O empoderamento feminino não pode ser pleno se não reconhecer e acolher as múltiplas vozes que compõem a experiência das mulheres. A luta por igualdade e autonomia exige a aceitação das diferenças étnicas e raciais, pois é justamente na diversidade que se revela a riqueza da identidade feminina.

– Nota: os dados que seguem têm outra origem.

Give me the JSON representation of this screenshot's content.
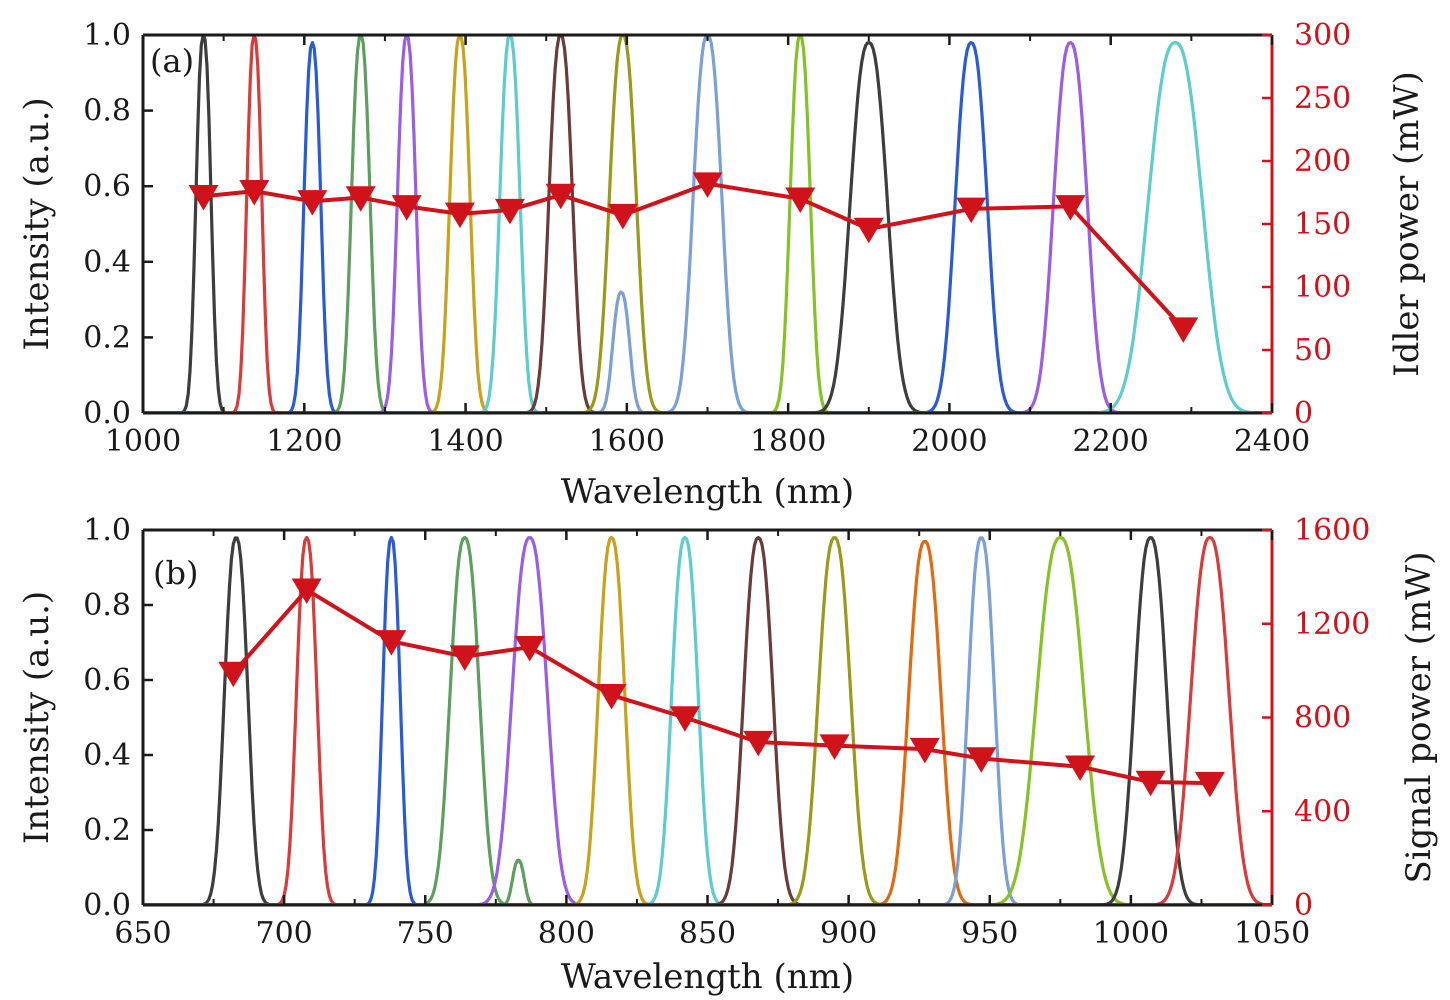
{
  "colors": {
    "axis": "#1a1a1a",
    "power": "#d0121b",
    "spectra": [
      "#3d3d3d",
      "#d93a3a",
      "#2a5bd7",
      "#5e9e5e",
      "#9b5de5",
      "#c9a11b",
      "#5ccccc",
      "#6b3a3a",
      "#9a9a1a",
      "#7aa0d6",
      "#86c226",
      "#e06a10"
    ]
  },
  "chart_data": [
    {
      "panel": "(a)",
      "type": "line",
      "xlabel": "Wavelength (nm)",
      "ylabel": "Intensity (a.u.)",
      "y2label": "Idler power (mW)",
      "xlim": [
        1000,
        2400
      ],
      "ylim": [
        0,
        1.0
      ],
      "y2lim": [
        0,
        300
      ],
      "xticks": [
        "1000",
        "1200",
        "1400",
        "1600",
        "1800",
        "2000",
        "2200",
        "2400"
      ],
      "yticks": [
        "0.0",
        "0.2",
        "0.4",
        "0.6",
        "0.8",
        "1.0"
      ],
      "y2ticks": [
        "0",
        "50",
        "100",
        "150",
        "200",
        "250",
        "300"
      ],
      "spectra": [
        {
          "center": 1075,
          "width": 9,
          "peak": 1.0,
          "color": "#3d3d3d"
        },
        {
          "center": 1138,
          "width": 9,
          "peak": 1.0,
          "color": "#d93a3a"
        },
        {
          "center": 1210,
          "width": 10,
          "peak": 0.98,
          "color": "#2a5bd7"
        },
        {
          "center": 1270,
          "width": 11,
          "peak": 1.0,
          "color": "#5e9e5e"
        },
        {
          "center": 1327,
          "width": 11,
          "peak": 1.0,
          "color": "#9b5de5"
        },
        {
          "center": 1393,
          "width": 12,
          "peak": 1.0,
          "color": "#c9a11b"
        },
        {
          "center": 1455,
          "width": 12,
          "peak": 1.0,
          "color": "#5ccccc"
        },
        {
          "center": 1518,
          "width": 14,
          "peak": 1.0,
          "color": "#6b3a3a"
        },
        {
          "center": 1595,
          "width": 16,
          "peak": 1.0,
          "color": "#9a9a1a"
        },
        {
          "center": 1593,
          "width": 10,
          "peak": 0.32,
          "color": "#7aa0d6"
        },
        {
          "center": 1700,
          "width": 17,
          "peak": 1.0,
          "color": "#7aa0d6"
        },
        {
          "center": 1815,
          "width": 12,
          "peak": 1.0,
          "color": "#86c226"
        },
        {
          "center": 1900,
          "width": 22,
          "peak": 0.98,
          "color": "#3d3d3d"
        },
        {
          "center": 2027,
          "width": 19,
          "peak": 0.98,
          "color": "#2a5bd7"
        },
        {
          "center": 2150,
          "width": 20,
          "peak": 0.98,
          "color": "#9b5de5"
        },
        {
          "center": 2280,
          "width": 32,
          "peak": 0.98,
          "color": "#5ccccc"
        }
      ],
      "power_series": {
        "name": "Idler power",
        "x": [
          1075,
          1138,
          1210,
          1270,
          1327,
          1393,
          1455,
          1518,
          1595,
          1700,
          1815,
          1900,
          2027,
          2150,
          2290
        ],
        "y": [
          172,
          176,
          168,
          171,
          164,
          158,
          161,
          173,
          157,
          182,
          170,
          146,
          162,
          164,
          67
        ]
      }
    },
    {
      "panel": "(b)",
      "type": "line",
      "xlabel": "Wavelength (nm)",
      "ylabel": "Intensity (a.u.)",
      "y2label": "Signal power (mW)",
      "xlim": [
        650,
        1050
      ],
      "ylim": [
        0,
        1.0
      ],
      "y2lim": [
        0,
        1600
      ],
      "xticks": [
        "650",
        "700",
        "750",
        "800",
        "850",
        "900",
        "950",
        "1000",
        "1050"
      ],
      "yticks": [
        "0.0",
        "0.2",
        "0.4",
        "0.6",
        "0.8",
        "1.0"
      ],
      "y2ticks": [
        "0",
        "400",
        "800",
        "1200",
        "1600"
      ],
      "spectra": [
        {
          "center": 683,
          "width": 4.0,
          "peak": 0.98,
          "color": "#3d3d3d"
        },
        {
          "center": 708,
          "width": 3.5,
          "peak": 0.98,
          "color": "#d93a3a"
        },
        {
          "center": 738,
          "width": 3.0,
          "peak": 0.98,
          "color": "#2a5bd7"
        },
        {
          "center": 764,
          "width": 5.0,
          "peak": 0.98,
          "color": "#5e9e5e"
        },
        {
          "center": 783,
          "width": 2.0,
          "peak": 0.12,
          "color": "#5e9e5e"
        },
        {
          "center": 787,
          "width": 6.0,
          "peak": 0.98,
          "color": "#9b5de5"
        },
        {
          "center": 816,
          "width": 4.5,
          "peak": 0.98,
          "color": "#c9a11b"
        },
        {
          "center": 842,
          "width": 4.5,
          "peak": 0.98,
          "color": "#5ccccc"
        },
        {
          "center": 868,
          "width": 5.0,
          "peak": 0.98,
          "color": "#6b3a3a"
        },
        {
          "center": 895,
          "width": 5.5,
          "peak": 0.98,
          "color": "#9a9a1a"
        },
        {
          "center": 927,
          "width": 5.5,
          "peak": 0.97,
          "color": "#e06a10"
        },
        {
          "center": 947,
          "width": 4.5,
          "peak": 0.98,
          "color": "#7aa0d6"
        },
        {
          "center": 975,
          "width": 8.0,
          "peak": 0.98,
          "color": "#86c226"
        },
        {
          "center": 1007,
          "width": 5.5,
          "peak": 0.98,
          "color": "#3d3d3d"
        },
        {
          "center": 1028,
          "width": 6.5,
          "peak": 0.98,
          "color": "#d93a3a"
        }
      ],
      "power_series": {
        "name": "Signal power",
        "x": [
          682,
          708,
          738,
          764,
          787,
          816,
          842,
          868,
          895,
          927,
          947,
          982,
          1007,
          1028
        ],
        "y": [
          990,
          1345,
          1125,
          1060,
          1100,
          895,
          800,
          695,
          680,
          665,
          625,
          590,
          525,
          520
        ]
      }
    }
  ]
}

Ignorar essas diferenças seria perpetuar exclusões semear divisão. Mulheres negras, indígenas, pardas, brancas, cada uma carrega marcas específicas de resistência e desafios próprios. O fortalecimento do empoderamento feminino depende de compreender que não há hierarquia entre essas vivências, mas sim complementaridade.
Aceitar e valorizar as diferenças étnicas e raciais significa construir um movimento inclusivo, capaz de unir forças sem apagar singularidades. É reconhecer que a liberdade de uma mulher só é verdadeira quando todas podem caminhar juntas, sem que nenhuma seja deixada para trás.
O empoderamento feminino, portanto, é inseparável da justiça racial: só floresce quando a diversidade é celebrada como parte essencial da luta.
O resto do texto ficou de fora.